Ещё вчера, совсем недавно, он клялся себе, что не станет таким, как взрослые. Что не позволит этой бесчеловечной пустоте поселиться в себе. Что будет чувствовать, будет жить, будет любить, будет помогать.
А теперь он стоял и вдруг понял: внутри не осталось ничего. Ни слёз, ни крика, ни страха, ни боли. Только... пустота.
— Прости, отец, — сказал он, ровно, без дрожи. — Я тебя понял.
И медленно повернулся, как будто тело ему больше не принадлежало, и пошёл в сторону отца. Ноги будто налились свинцом. Он не чувствовал холода. Он не чувствовал ничего.
Степан смотрел на сына, и что-то внутри него сжалось. Перед ним больше не стоял ребёнок. Как будто на его глазах мальчик превратился в взрослого. В мужчину. И это было страшнее, чем любой мороз и любая смерть.
Слова про наказание застряли у него в горле. Они уже были не нужны. Вместо них он только положил руку на плечо Борьке, чуть сжал.
— Это жизнь, Борька, — сказал он тихо, почти шёпотом. — У всех так. Пойдём.

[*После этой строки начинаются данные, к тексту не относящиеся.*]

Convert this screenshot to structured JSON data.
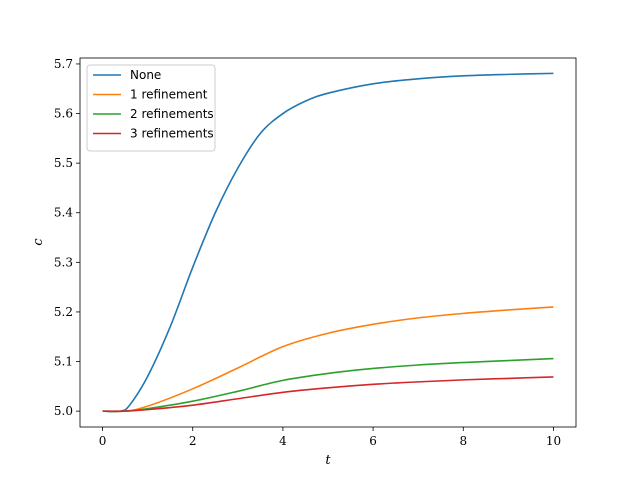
{
  "chart_data": {
    "type": "line",
    "xlabel": "t",
    "ylabel": "c",
    "xlim": [
      -0.5,
      10.5
    ],
    "ylim": [
      4.968,
      5.712
    ],
    "xticks": [
      0,
      2,
      4,
      6,
      8,
      10
    ],
    "yticks": [
      5.0,
      5.1,
      5.2,
      5.3,
      5.4,
      5.5,
      5.6,
      5.7
    ],
    "xtick_labels": [
      "0",
      "2",
      "4",
      "6",
      "8",
      "10"
    ],
    "ytick_labels": [
      "5.0",
      "5.1",
      "5.2",
      "5.3",
      "5.4",
      "5.5",
      "5.6",
      "5.7"
    ],
    "grid": false,
    "legend_position": "top-left",
    "series": [
      {
        "name": "None",
        "color": "#1f77b4",
        "x": [
          0,
          0.4,
          0.6,
          1.0,
          1.5,
          2.0,
          2.5,
          3.0,
          3.5,
          4.0,
          4.5,
          5.0,
          6.0,
          7.0,
          8.0,
          9.0,
          10.0
        ],
        "y": [
          5.0,
          5.0,
          5.012,
          5.07,
          5.17,
          5.29,
          5.4,
          5.49,
          5.56,
          5.6,
          5.625,
          5.641,
          5.66,
          5.67,
          5.676,
          5.679,
          5.681
        ]
      },
      {
        "name": "1 refinement",
        "color": "#ff7f0e",
        "x": [
          0,
          0.5,
          1.0,
          2.0,
          3.0,
          4.0,
          5.0,
          6.0,
          7.0,
          8.0,
          9.0,
          10.0
        ],
        "y": [
          5.0,
          5.0,
          5.01,
          5.045,
          5.087,
          5.13,
          5.157,
          5.175,
          5.188,
          5.197,
          5.204,
          5.21
        ]
      },
      {
        "name": "2 refinements",
        "color": "#2ca02c",
        "x": [
          0,
          0.5,
          1.0,
          2.0,
          3.0,
          4.0,
          5.0,
          6.0,
          7.0,
          8.0,
          9.0,
          10.0
        ],
        "y": [
          5.0,
          5.0,
          5.005,
          5.02,
          5.04,
          5.062,
          5.076,
          5.086,
          5.093,
          5.098,
          5.102,
          5.106
        ]
      },
      {
        "name": "3 refinements",
        "color": "#d62728",
        "x": [
          0,
          0.5,
          1.0,
          2.0,
          3.0,
          4.0,
          5.0,
          6.0,
          7.0,
          8.0,
          9.0,
          10.0
        ],
        "y": [
          5.0,
          5.0,
          5.003,
          5.012,
          5.025,
          5.038,
          5.047,
          5.054,
          5.059,
          5.063,
          5.066,
          5.069
        ]
      }
    ]
  }
}
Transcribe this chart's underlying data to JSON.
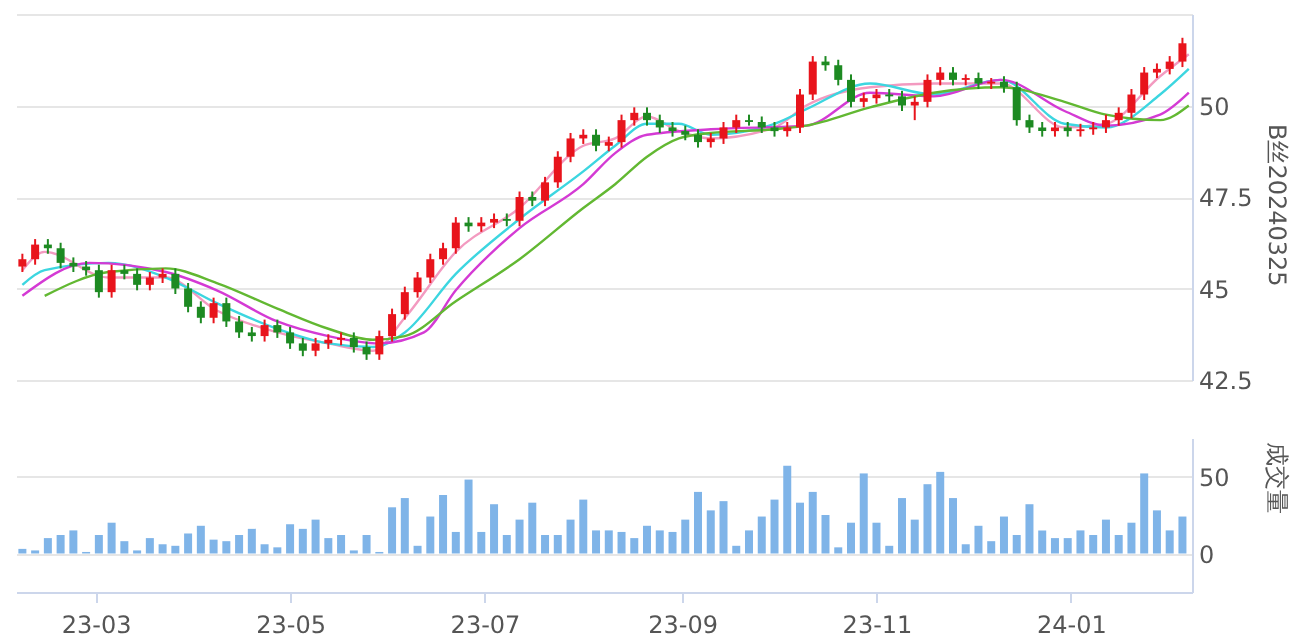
{
  "chart_data": [
    {
      "type": "candlestick",
      "ylabel": "B丝20240325",
      "xlim": [
        "2023-02-04",
        "2024-02-08"
      ],
      "ylim": [
        42.5,
        52.5
      ],
      "yticks": [
        42.5,
        45,
        47.5,
        50,
        {
          "value": 52.5,
          "label": null
        }
      ],
      "grid": "y",
      "tick_labels": "y",
      "x": [
        "2023-02-06",
        "2023-02-10",
        "2023-02-14",
        "2023-02-18",
        "2023-02-22",
        "2023-02-26",
        "2023-03-02",
        "2023-03-06",
        "2023-03-10",
        "2023-03-14",
        "2023-03-18",
        "2023-03-22",
        "2023-03-26",
        "2023-03-30",
        "2023-04-03",
        "2023-04-07",
        "2023-04-11",
        "2023-04-15",
        "2023-04-19",
        "2023-04-23",
        "2023-04-27",
        "2023-05-01",
        "2023-05-05",
        "2023-05-09",
        "2023-05-13",
        "2023-05-17",
        "2023-05-21",
        "2023-05-25",
        "2023-05-29",
        "2023-06-02",
        "2023-06-06",
        "2023-06-10",
        "2023-06-14",
        "2023-06-18",
        "2023-06-22",
        "2023-06-26",
        "2023-06-30",
        "2023-07-04",
        "2023-07-08",
        "2023-07-12",
        "2023-07-16",
        "2023-07-20",
        "2023-07-24",
        "2023-07-28",
        "2023-08-01",
        "2023-08-05",
        "2023-08-09",
        "2023-08-13",
        "2023-08-17",
        "2023-08-21",
        "2023-08-25",
        "2023-08-29",
        "2023-09-02",
        "2023-09-06",
        "2023-09-10",
        "2023-09-14",
        "2023-09-18",
        "2023-09-22",
        "2023-09-26",
        "2023-09-30",
        "2023-10-04",
        "2023-10-08",
        "2023-10-12",
        "2023-10-16",
        "2023-10-20",
        "2023-10-24",
        "2023-10-28",
        "2023-11-01",
        "2023-11-05",
        "2023-11-09",
        "2023-11-13",
        "2023-11-17",
        "2023-11-21",
        "2023-11-25",
        "2023-11-29",
        "2023-12-03",
        "2023-12-07",
        "2023-12-11",
        "2023-12-15",
        "2023-12-19",
        "2023-12-23",
        "2023-12-27",
        "2023-12-31",
        "2024-01-04",
        "2024-01-08",
        "2024-01-12",
        "2024-01-16",
        "2024-01-20",
        "2024-01-24",
        "2024-01-28",
        "2024-02-01",
        "2024-02-05"
      ],
      "ohlc": [
        [
          45.6,
          45.95,
          45.45,
          45.8
        ],
        [
          45.8,
          46.35,
          45.65,
          46.2
        ],
        [
          46.2,
          46.35,
          45.95,
          46.1
        ],
        [
          46.1,
          46.25,
          45.55,
          45.7
        ],
        [
          45.7,
          45.85,
          45.45,
          45.6
        ],
        [
          45.6,
          45.75,
          45.35,
          45.5
        ],
        [
          45.5,
          45.65,
          44.75,
          44.9
        ],
        [
          44.9,
          45.65,
          44.75,
          45.5
        ],
        [
          45.5,
          45.65,
          45.25,
          45.4
        ],
        [
          45.4,
          45.55,
          44.95,
          45.1
        ],
        [
          45.1,
          45.45,
          44.95,
          45.3
        ],
        [
          45.3,
          45.55,
          45.15,
          45.4
        ],
        [
          45.4,
          45.55,
          44.85,
          45.0
        ],
        [
          45.0,
          45.15,
          44.35,
          44.5
        ],
        [
          44.5,
          44.65,
          44.05,
          44.2
        ],
        [
          44.2,
          44.75,
          44.05,
          44.6
        ],
        [
          44.6,
          44.75,
          43.95,
          44.1
        ],
        [
          44.1,
          44.25,
          43.65,
          43.8
        ],
        [
          43.8,
          43.95,
          43.55,
          43.7
        ],
        [
          43.7,
          44.15,
          43.55,
          44.0
        ],
        [
          44.0,
          44.15,
          43.65,
          43.8
        ],
        [
          43.8,
          43.95,
          43.35,
          43.5
        ],
        [
          43.5,
          43.65,
          43.15,
          43.3
        ],
        [
          43.3,
          43.65,
          43.15,
          43.5
        ],
        [
          43.5,
          43.75,
          43.35,
          43.6
        ],
        [
          43.6,
          43.8,
          43.45,
          43.65
        ],
        [
          43.65,
          43.8,
          43.25,
          43.4
        ],
        [
          43.4,
          43.55,
          43.05,
          43.2
        ],
        [
          43.2,
          43.85,
          43.05,
          43.7
        ],
        [
          43.7,
          44.45,
          43.55,
          44.3
        ],
        [
          44.3,
          45.05,
          44.15,
          44.9
        ],
        [
          44.9,
          45.45,
          44.75,
          45.3
        ],
        [
          45.3,
          45.95,
          45.15,
          45.8
        ],
        [
          45.8,
          46.25,
          45.65,
          46.1
        ],
        [
          46.1,
          46.95,
          45.95,
          46.8
        ],
        [
          46.8,
          46.95,
          46.55,
          46.7
        ],
        [
          46.7,
          46.95,
          46.55,
          46.8
        ],
        [
          46.8,
          47.05,
          46.65,
          46.9
        ],
        [
          46.9,
          47.05,
          46.7,
          46.85
        ],
        [
          46.85,
          47.65,
          46.7,
          47.5
        ],
        [
          47.5,
          47.65,
          47.25,
          47.4
        ],
        [
          47.4,
          48.05,
          47.25,
          47.9
        ],
        [
          47.9,
          48.75,
          47.75,
          48.6
        ],
        [
          48.6,
          49.25,
          48.45,
          49.1
        ],
        [
          49.1,
          49.35,
          48.95,
          49.2
        ],
        [
          49.2,
          49.35,
          48.75,
          48.9
        ],
        [
          48.9,
          49.15,
          48.75,
          49.0
        ],
        [
          49.0,
          49.75,
          48.85,
          49.6
        ],
        [
          49.6,
          49.95,
          49.45,
          49.8
        ],
        [
          49.8,
          49.95,
          49.45,
          49.6
        ],
        [
          49.6,
          49.75,
          49.25,
          49.4
        ],
        [
          49.4,
          49.55,
          49.15,
          49.3
        ],
        [
          49.3,
          49.45,
          49.05,
          49.2
        ],
        [
          49.2,
          49.35,
          48.85,
          49.0
        ],
        [
          49.0,
          49.25,
          48.85,
          49.1
        ],
        [
          49.1,
          49.55,
          48.95,
          49.4
        ],
        [
          49.4,
          49.75,
          49.25,
          49.6
        ],
        [
          49.6,
          49.75,
          49.45,
          49.55
        ],
        [
          49.55,
          49.7,
          49.25,
          49.4
        ],
        [
          49.4,
          49.55,
          49.15,
          49.3
        ],
        [
          49.3,
          49.55,
          49.15,
          49.4
        ],
        [
          49.4,
          50.45,
          49.25,
          50.3
        ],
        [
          50.3,
          51.35,
          50.15,
          51.2
        ],
        [
          51.2,
          51.35,
          50.95,
          51.1
        ],
        [
          51.1,
          51.25,
          50.55,
          50.7
        ],
        [
          50.7,
          50.85,
          49.95,
          50.1
        ],
        [
          50.1,
          50.35,
          49.95,
          50.2
        ],
        [
          50.2,
          50.45,
          50.05,
          50.3
        ],
        [
          50.3,
          50.45,
          50.1,
          50.25
        ],
        [
          50.25,
          50.4,
          49.85,
          50.0
        ],
        [
          50.0,
          50.25,
          49.6,
          50.1
        ],
        [
          50.1,
          50.85,
          49.95,
          50.7
        ],
        [
          50.7,
          51.05,
          50.55,
          50.9
        ],
        [
          50.9,
          51.05,
          50.55,
          50.7
        ],
        [
          50.7,
          50.85,
          50.55,
          50.75
        ],
        [
          50.75,
          50.9,
          50.45,
          50.6
        ],
        [
          50.6,
          50.75,
          50.45,
          50.65
        ],
        [
          50.65,
          50.8,
          50.35,
          50.5
        ],
        [
          50.5,
          50.65,
          49.45,
          49.6
        ],
        [
          49.6,
          49.75,
          49.25,
          49.4
        ],
        [
          49.4,
          49.55,
          49.15,
          49.3
        ],
        [
          49.3,
          49.55,
          49.15,
          49.4
        ],
        [
          49.4,
          49.55,
          49.15,
          49.3
        ],
        [
          49.3,
          49.5,
          49.15,
          49.35
        ],
        [
          49.35,
          49.55,
          49.2,
          49.4
        ],
        [
          49.4,
          49.75,
          49.25,
          49.6
        ],
        [
          49.6,
          49.95,
          49.45,
          49.8
        ],
        [
          49.8,
          50.45,
          49.65,
          50.3
        ],
        [
          50.3,
          51.05,
          50.15,
          50.9
        ],
        [
          50.9,
          51.15,
          50.75,
          51.0
        ],
        [
          51.0,
          51.35,
          50.85,
          51.2
        ],
        [
          51.2,
          51.85,
          51.05,
          51.7
        ]
      ],
      "colors": [
        "#e8141c",
        "#e8141c",
        "#1d8a22",
        "#1d8a22",
        "#1d8a22",
        "#1d8a22",
        "#1d8a22",
        "#e8141c",
        "#1d8a22",
        "#1d8a22",
        "#e8141c",
        "#e8141c",
        "#1d8a22",
        "#1d8a22",
        "#1d8a22",
        "#e8141c",
        "#1d8a22",
        "#1d8a22",
        "#1d8a22",
        "#e8141c",
        "#1d8a22",
        "#1d8a22",
        "#1d8a22",
        "#e8141c",
        "#e8141c",
        "#e8141c",
        "#1d8a22",
        "#1d8a22",
        "#e8141c",
        "#e8141c",
        "#e8141c",
        "#e8141c",
        "#e8141c",
        "#e8141c",
        "#e8141c",
        "#1d8a22",
        "#e8141c",
        "#e8141c",
        "#1d8a22",
        "#e8141c",
        "#1d8a22",
        "#e8141c",
        "#e8141c",
        "#e8141c",
        "#e8141c",
        "#1d8a22",
        "#e8141c",
        "#e8141c",
        "#e8141c",
        "#1d8a22",
        "#1d8a22",
        "#1d8a22",
        "#1d8a22",
        "#1d8a22",
        "#e8141c",
        "#e8141c",
        "#e8141c",
        "#1d8a22",
        "#1d8a22",
        "#1d8a22",
        "#e8141c",
        "#e8141c",
        "#e8141c",
        "#1d8a22",
        "#1d8a22",
        "#1d8a22",
        "#e8141c",
        "#e8141c",
        "#1d8a22",
        "#1d8a22",
        "#e8141c",
        "#e8141c",
        "#e8141c",
        "#1d8a22",
        "#e8141c",
        "#1d8a22",
        "#e8141c",
        "#1d8a22",
        "#1d8a22",
        "#1d8a22",
        "#1d8a22",
        "#e8141c",
        "#1d8a22",
        "#e8141c",
        "#e8141c",
        "#e8141c",
        "#e8141c",
        "#e8141c",
        "#e8141c",
        "#e8141c",
        "#e8141c",
        "#e8141c"
      ],
      "series": [
        {
          "type": "line",
          "color": "#f39ac0",
          "x": [
            "2023-02-06",
            "2023-02-13",
            "2023-03-05",
            "2023-03-23",
            "2023-04-08",
            "2023-04-27",
            "2023-05-13",
            "2023-05-27",
            "2023-06-06",
            "2023-06-22",
            "2023-07-12",
            "2023-08-01",
            "2023-08-11",
            "2023-08-21",
            "2023-08-31",
            "2023-09-10",
            "2023-09-30",
            "2023-10-10",
            "2023-10-30",
            "2023-11-19",
            "2023-12-10",
            "2023-12-30",
            "2024-01-12",
            "2024-01-29",
            "2024-02-07"
          ],
          "values": [
            45.5,
            46.0,
            45.3,
            45.3,
            44.4,
            43.8,
            43.5,
            43.3,
            44.2,
            46.0,
            47.2,
            48.9,
            49.1,
            49.7,
            49.3,
            49.1,
            49.4,
            50.0,
            50.5,
            50.6,
            50.6,
            49.4,
            49.5,
            50.8,
            51.4
          ]
        },
        {
          "type": "line",
          "color": "#3cd6e0",
          "x": [
            "2023-02-06",
            "2023-02-13",
            "2023-03-05",
            "2023-03-23",
            "2023-04-08",
            "2023-04-27",
            "2023-05-13",
            "2023-05-27",
            "2023-06-06",
            "2023-06-22",
            "2023-07-12",
            "2023-08-01",
            "2023-08-11",
            "2023-08-21",
            "2023-08-31",
            "2023-09-10",
            "2023-09-30",
            "2023-10-10",
            "2023-10-30",
            "2023-11-19",
            "2023-12-10",
            "2023-12-30",
            "2024-01-12",
            "2024-01-29",
            "2024-02-07"
          ],
          "values": [
            45.1,
            45.5,
            45.7,
            45.3,
            44.6,
            43.9,
            43.5,
            43.4,
            43.8,
            45.4,
            46.9,
            48.2,
            48.9,
            49.5,
            49.5,
            49.2,
            49.5,
            49.9,
            50.6,
            50.3,
            50.7,
            49.5,
            49.4,
            50.3,
            51.0
          ]
        },
        {
          "type": "line",
          "color": "#d43ad4",
          "x": [
            "2023-02-06",
            "2023-02-27",
            "2023-03-23",
            "2023-04-08",
            "2023-04-27",
            "2023-05-13",
            "2023-05-29",
            "2023-06-12",
            "2023-06-22",
            "2023-07-12",
            "2023-08-01",
            "2023-08-11",
            "2023-08-21",
            "2023-09-10",
            "2023-10-10",
            "2023-10-30",
            "2023-11-19",
            "2023-12-10",
            "2023-12-30",
            "2024-01-12",
            "2024-01-29",
            "2024-02-07"
          ],
          "values": [
            44.8,
            45.7,
            45.45,
            44.95,
            44.1,
            43.7,
            43.5,
            43.8,
            44.95,
            46.65,
            47.85,
            48.7,
            49.2,
            49.35,
            49.45,
            50.35,
            50.25,
            50.7,
            49.85,
            49.45,
            49.75,
            50.35
          ]
        },
        {
          "type": "line",
          "color": "#62b832",
          "x": [
            "2023-02-13",
            "2023-03-05",
            "2023-03-23",
            "2023-04-08",
            "2023-04-27",
            "2023-05-13",
            "2023-05-27",
            "2023-06-06",
            "2023-06-22",
            "2023-07-12",
            "2023-08-01",
            "2023-08-11",
            "2023-08-21",
            "2023-08-31",
            "2023-09-10",
            "2023-09-30",
            "2023-10-10",
            "2023-10-30",
            "2023-11-19",
            "2023-12-10",
            "2023-12-30",
            "2024-01-12",
            "2024-01-29",
            "2024-02-07"
          ],
          "values": [
            44.8,
            45.45,
            45.55,
            45.15,
            44.45,
            43.9,
            43.6,
            43.7,
            44.65,
            45.8,
            47.2,
            47.85,
            48.6,
            49.1,
            49.25,
            49.35,
            49.45,
            49.95,
            50.35,
            50.5,
            50.1,
            49.75,
            49.6,
            50.0
          ]
        }
      ]
    },
    {
      "type": "bar",
      "ylabel": "成交量",
      "color": "#7fb4e8",
      "xlim": [
        "2023-02-04",
        "2024-02-08"
      ],
      "ylim": [
        -25,
        75
      ],
      "yticks": [
        0,
        50
      ],
      "grid": "y",
      "xticks": [
        {
          "value": "2023-03",
          "label": "23-03"
        },
        {
          "value": "2023-05",
          "label": "23-05"
        },
        {
          "value": "2023-07",
          "label": "23-07"
        },
        {
          "value": "2023-09",
          "label": "23-09"
        },
        {
          "value": "2023-11",
          "label": "23-11"
        },
        {
          "value": "2024-01",
          "label": "24-01"
        }
      ],
      "x": [
        "2023-02-06",
        "2023-02-10",
        "2023-02-14",
        "2023-02-18",
        "2023-02-22",
        "2023-02-26",
        "2023-03-02",
        "2023-03-06",
        "2023-03-10",
        "2023-03-14",
        "2023-03-18",
        "2023-03-22",
        "2023-03-26",
        "2023-03-30",
        "2023-04-03",
        "2023-04-07",
        "2023-04-11",
        "2023-04-15",
        "2023-04-19",
        "2023-04-23",
        "2023-04-27",
        "2023-05-01",
        "2023-05-05",
        "2023-05-09",
        "2023-05-13",
        "2023-05-17",
        "2023-05-21",
        "2023-05-25",
        "2023-05-29",
        "2023-06-02",
        "2023-06-06",
        "2023-06-10",
        "2023-06-14",
        "2023-06-18",
        "2023-06-22",
        "2023-06-26",
        "2023-06-30",
        "2023-07-04",
        "2023-07-08",
        "2023-07-12",
        "2023-07-16",
        "2023-07-20",
        "2023-07-24",
        "2023-07-28",
        "2023-08-01",
        "2023-08-05",
        "2023-08-09",
        "2023-08-13",
        "2023-08-17",
        "2023-08-21",
        "2023-08-25",
        "2023-08-29",
        "2023-09-02",
        "2023-09-06",
        "2023-09-10",
        "2023-09-14",
        "2023-09-18",
        "2023-09-22",
        "2023-09-26",
        "2023-09-30",
        "2023-10-04",
        "2023-10-08",
        "2023-10-12",
        "2023-10-16",
        "2023-10-20",
        "2023-10-24",
        "2023-10-28",
        "2023-11-01",
        "2023-11-05",
        "2023-11-09",
        "2023-11-13",
        "2023-11-17",
        "2023-11-21",
        "2023-11-25",
        "2023-11-29",
        "2023-12-03",
        "2023-12-07",
        "2023-12-11",
        "2023-12-15",
        "2023-12-19",
        "2023-12-23",
        "2023-12-27",
        "2023-12-31",
        "2024-01-04",
        "2024-01-08",
        "2024-01-12",
        "2024-01-16",
        "2024-01-20",
        "2024-01-24",
        "2024-01-28",
        "2024-02-01",
        "2024-02-05"
      ],
      "values": [
        3,
        2,
        10,
        12,
        15,
        1,
        12,
        20,
        8,
        2,
        10,
        6,
        5,
        13,
        18,
        9,
        8,
        12,
        16,
        6,
        4,
        19,
        16,
        22,
        10,
        12,
        2,
        12,
        1,
        30,
        36,
        5,
        24,
        38,
        14,
        48,
        14,
        32,
        12,
        22,
        33,
        12,
        12,
        22,
        35,
        15,
        15,
        14,
        10,
        18,
        15,
        14,
        22,
        40,
        28,
        34,
        5,
        15,
        24,
        35,
        57,
        33,
        40,
        25,
        4,
        20,
        52,
        20,
        5,
        36,
        22,
        45,
        53,
        36,
        6,
        18,
        8,
        24,
        12,
        32,
        15,
        10,
        10,
        15,
        12,
        22,
        12,
        20,
        52,
        28,
        15,
        24
      ]
    }
  ]
}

Дорога обратно тянулась, как бесконечность.
Время потеряло счёт. Снег был один и тот же. Ноги тонули в сугробах, холод кусал щеки, но он не чувствовал этого.
Вернувшись домой, Борька молча снял валенки, рухнул на кровать и замер. Он смотрел в потолок. Мысли путались и не складывались ни во что понятное.
Он просто лежал. И думал обо всём и ни о чём.
Что-то внутри него тихо оборвалось и сгорело.
Он знал: больше он никогда не будет прежним. Никогда не сможет по-настоящему улыбнуться, по-настоящему ждать чего-то хорошего, надеяться.
Было всё равно — закончится ли эта война или нет.
В этот день внутри маленького мальчика умерла его детская душа.